It's opposite, which matches any character that is not
whitespace, looks like this: "\S". Thus,
a\sz
would match any three-character string starting with "a" and
ending with "z" and whose second character was a space, tab,
or newline. Likewise,
a\Sz
would match any three-character string starting with "a" and
ending with "z" whose second character was not a
space, tab or newline. (Thus, the second character could be a letter,
number or symbol.)
The word boundary metacharacter matches the boundaries of
words; that is, it matches whitespace, punctuation and the very
beginning and end of the text. It looks like "\b".
It's opposite searches for a character that is not a word
boundary. Thus:
\bcomput
will match "computer" or "computing", but not
"supercomputer" since there is no spaces or punctuation
between "super" and "computer". Similarly,
\Bcomput
will not match "computer" or "computing",
unless it is part of a bigger word such as "supercomputer" or
"recomputing".
Note that the underscore (_
) is considered a
"word" character. Thus,
super\bcomputer
will not match "super_computer".
There is one other metacharacter starting with a backslash, the octal
metacharacter. The octal metacharacter looks like this: "\nnn",
where "n" is a number from zero to seven. This is used for
specifying control characters that have no typed equivalent. For
example,
\007
would find all subjects with an embedded ASCII "bell"

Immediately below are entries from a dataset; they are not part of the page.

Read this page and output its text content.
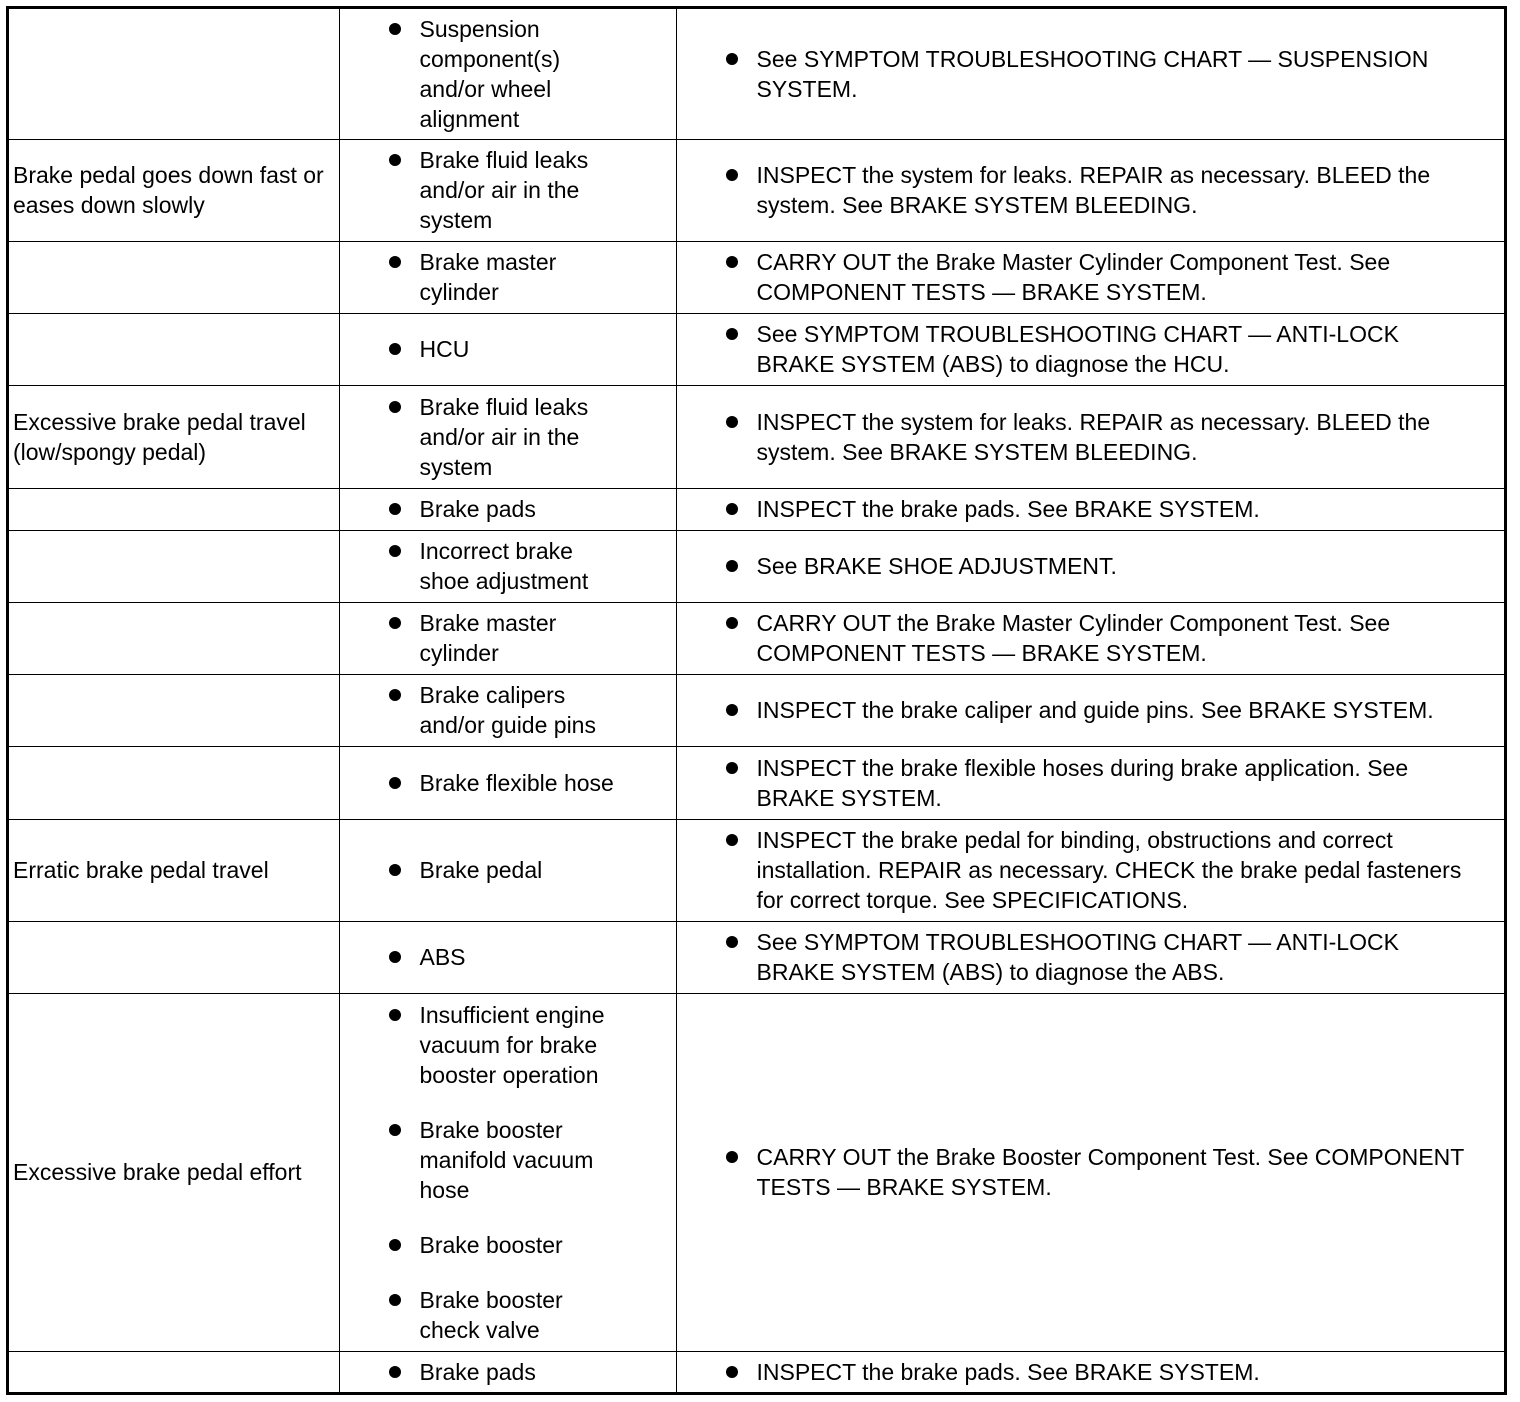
	Suspension component(s) and/or wheel alignment	See SYMPTOM TROUBLESHOOTING CHART — SUSPENSION SYSTEM.

Brake pedal goes down fast or eases down slowly	Brake fluid leaks and/or air in the system	INSPECT the system for leaks. REPAIR as necessary. BLEED the system. See BRAKE SYSTEM BLEEDING.

	Brake master cylinder	CARRY OUT the Brake Master Cylinder Component Test. See COMPONENT TESTS — BRAKE SYSTEM.

	HCU	See SYMPTOM TROUBLESHOOTING CHART — ANTI-LOCK BRAKE SYSTEM (ABS) to diagnose the HCU.

Excessive brake pedal travel (low/spongy pedal)	Brake fluid leaks and/or air in the system	INSPECT the system for leaks. REPAIR as necessary. BLEED the system. See BRAKE SYSTEM BLEEDING.

	Brake pads	INSPECT the brake pads. See BRAKE SYSTEM.

	Incorrect brake shoe adjustment	See BRAKE SHOE ADJUSTMENT.

	Brake master cylinder	CARRY OUT the Brake Master Cylinder Component Test. See COMPONENT TESTS — BRAKE SYSTEM.

	Brake calipers and/or guide pins	INSPECT the brake caliper and guide pins. See BRAKE SYSTEM.

	Brake flexible hose	INSPECT the brake flexible hoses during brake application. See BRAKE SYSTEM.

Erratic brake pedal travel	Brake pedal	INSPECT the brake pedal for binding, obstructions and correct installation. REPAIR as necessary. CHECK the brake pedal fasteners for correct torque. See SPECIFICATIONS.

	ABS	See SYMPTOM TROUBLESHOOTING CHART — ANTI-LOCK BRAKE SYSTEM (ABS) to diagnose the ABS.

Excessive brake pedal effort	Insufficient engine vacuum for brake booster operation
Brake booster manifold vacuum hose
Brake booster
Brake booster check valve	CARRY OUT the Brake Booster Component Test. See COMPONENT TESTS — BRAKE SYSTEM.

	Brake pads	INSPECT the brake pads. See BRAKE SYSTEM.
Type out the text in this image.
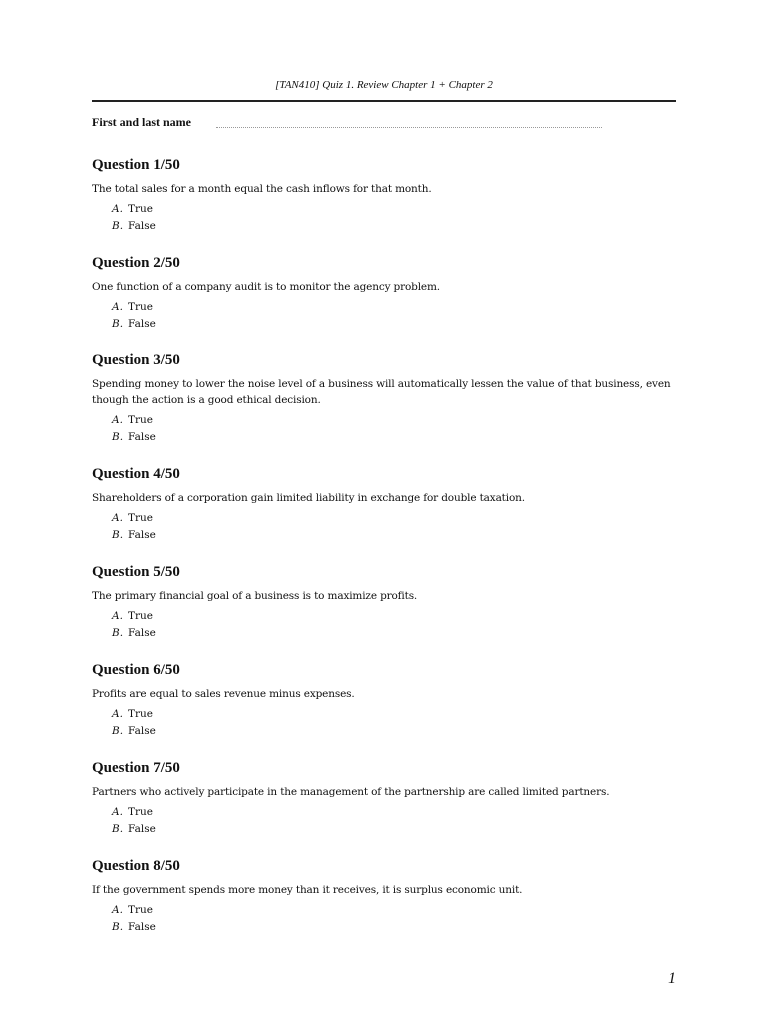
[TAN410] Quiz 1. Review Chapter 1 + Chapter 2
First and last name
Question 1/50
The total sales for a month equal the cash inflows for that month.
A. True
B. False
Question 2/50
One function of a company audit is to monitor the agency problem.
A. True
B. False
Question 3/50
Spending money to lower the noise level of a business will automatically lessen the value of that business, even
though the action is a good ethical decision.
A. True
B. False
Question 4/50
Shareholders of a corporation gain limited liability in exchange for double taxation.
A. True
B. False
Question 5/50
The primary financial goal of a business is to maximize profits.
A. True
B. False
Question 6/50
Profits are equal to sales revenue minus expenses.
A. True
B. False
Question 7/50
Partners who actively participate in the management of the partnership are called limited partners.
A. True
B. False
Question 8/50
If the government spends more money than it receives, it is surplus economic unit.
A. True
B. False
1
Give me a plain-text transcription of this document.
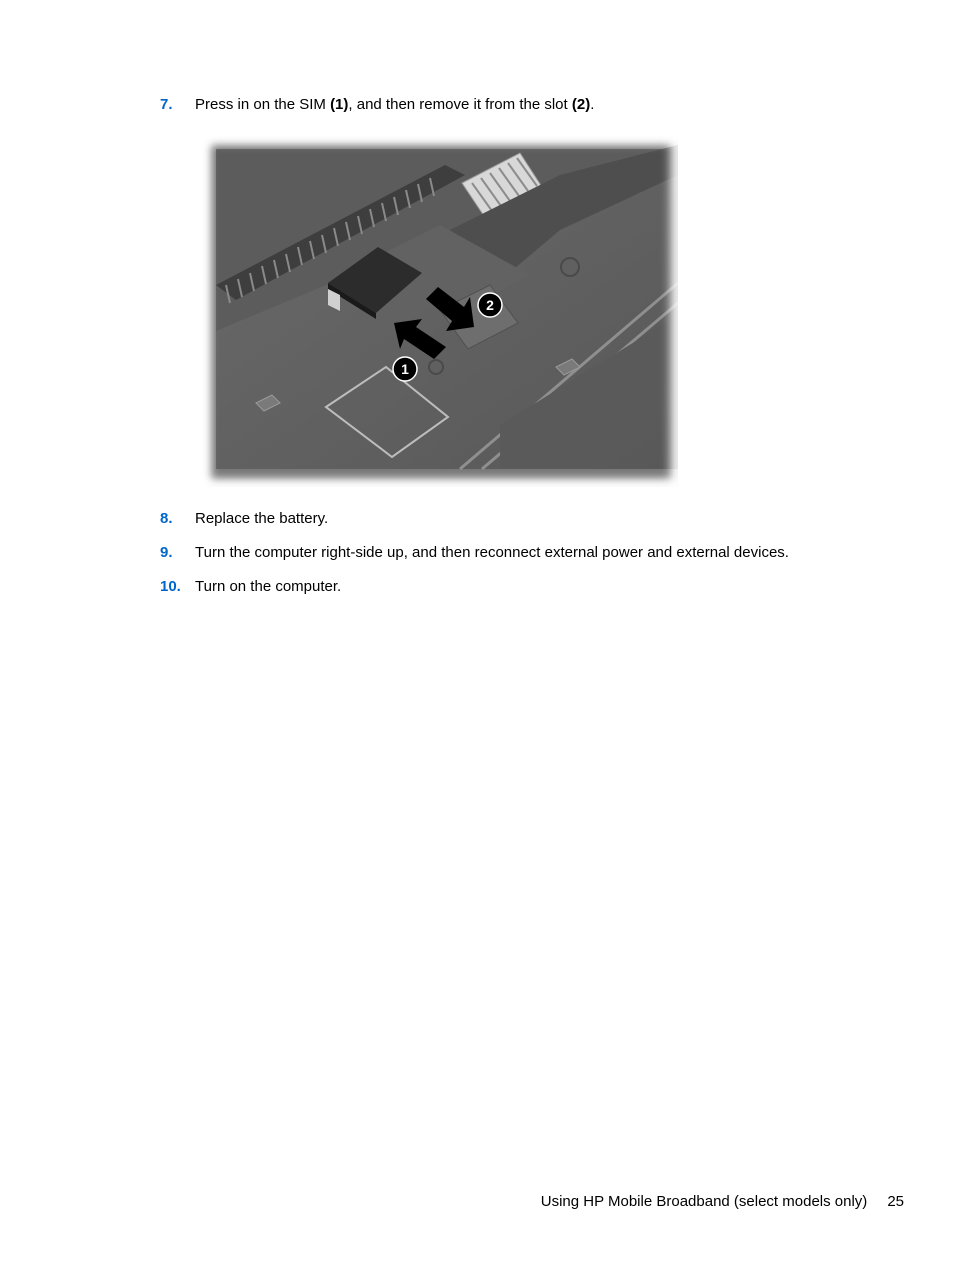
7. Press in on the SIM (1), and then remove it from the slot (2).
1
2
8. Replace the battery.
9. Turn the computer right-side up, and then reconnect external power and external devices.
10. Turn on the computer.
Using HP Mobile Broadband (select models only) 25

character. (The bell is specified by an ASCII value of 7.) You will
rarely need to use the octal metacharacter.
There are three other metacharacters that may be of use. The first is
the braces metacharacter. This metacharacter follows a normal
character and contains two number separated by a comma (,)
and surrounded by braces ({}). It is like the star
metacharacter, except the length of the string it matches must be within
the minimum and maximum length specified by the two numbers in braces.
Thus,
ab{3,5}c
will match "abbbc", "abbbbc" or "abbbbbc".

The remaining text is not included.